In linea di principio, utilizzando circuiti integrati avanzati è possibile progettare facilmente convertitori di potenza medio-bassa con una potenza di circa 1.000 watt e si possono ottenere diversi compromessi prestazionali attraverso diverse architetture. Tuttavia, in realtà, lo sviluppo e la validazione dei convertitori sono tutt’altro che semplici. È necessario soddisfare almeno un insieme di base di requisiti di prestazione funzionale, tra cui tensione e corrente di uscita nominali, efficienza, risposta ai transitori, dimensioni fisiche e protezione dai guasti per circuiti, carichi e alimentatori.

Le sfide progettuali non si limitano alla conoscenza di base. Al momento, è necessario conformarsi a una serie di requisiti normativi obbligatori, che riguardano prestazioni di sicurezza, efficienza a diversi livelli di carico, prestazioni di spegnimento, prestazioni termiche, emissione di interferenze elettromagnetiche (EMI) e immunità. Questi attributi devono essere convalidati da un laboratorio di prova certificato, il che aumenterà significativamente i tempi di progettazione. Un semplice piano di ricerca e sviluppo indipendente può portare rapidamente a rischi estremamente elevati e presto scoprirai che quando si tratta di scegliere tra ricerca e sviluppo indipendente o outsourcing, tenderai rapidamente a quest'ultimo.

Se hai ancora dei dubbi, potresti considerare che il convertitore deve avere anche una funzione di isolamento elettrico.

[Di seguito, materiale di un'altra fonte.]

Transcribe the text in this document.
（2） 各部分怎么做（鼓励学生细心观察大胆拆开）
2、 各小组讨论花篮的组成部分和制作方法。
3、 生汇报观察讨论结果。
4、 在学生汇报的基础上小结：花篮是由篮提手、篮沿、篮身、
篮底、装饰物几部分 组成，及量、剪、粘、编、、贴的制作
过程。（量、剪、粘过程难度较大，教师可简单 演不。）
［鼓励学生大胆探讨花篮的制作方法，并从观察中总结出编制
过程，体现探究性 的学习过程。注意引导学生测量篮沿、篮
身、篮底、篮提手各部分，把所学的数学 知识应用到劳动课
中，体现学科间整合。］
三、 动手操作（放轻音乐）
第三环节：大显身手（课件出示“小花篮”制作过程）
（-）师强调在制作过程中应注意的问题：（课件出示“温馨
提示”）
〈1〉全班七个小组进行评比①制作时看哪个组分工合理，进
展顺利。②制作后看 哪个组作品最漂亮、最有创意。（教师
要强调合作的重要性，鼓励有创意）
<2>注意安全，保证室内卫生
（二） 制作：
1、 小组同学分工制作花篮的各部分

Sebbene questo sia un requisito comune per quasi tutti i convertitori CA/CC, alcuni convertitori CC/CC richiedono anche l'isolamento elettrico. Questo requisito introduce nuove normative, standard obbligatori di sicurezza e certificazione, rendendo le decisioni dei produttori auto-sviluppati e esternalizzati ulteriormente inclini all'acquisto, indipendentemente dalle specifiche di alimentazione.

La buona notizia è che i convertitori di potenza isolati e non isolati montati su circuito stampato hanno più tensioni e correnti nominali tra cui scegliere. Questi prodotti semplificano notevolmente la progettazione e l'implementazione in aree applicative quali difesa, comunicazione, test e misurazione (isolati) e robot mobili (non isolati) e possono essere combinati per ottenere funzioni di distribuzione dell'energia.

Questo tipo di convertitore è plug and play, può essere collegato al circuito stampato principale (scheda PC) e la posizione specifica è ottimizzata per la guida di distribuzione. Inoltre questo tipo di convertitore non necessita di supporto o staffa indipendente. In poche parole, questo tipo di prodotto può fungere da soluzione plug and play chiusa e completa che raggiunge direttamente la funzionalità di alimentazione.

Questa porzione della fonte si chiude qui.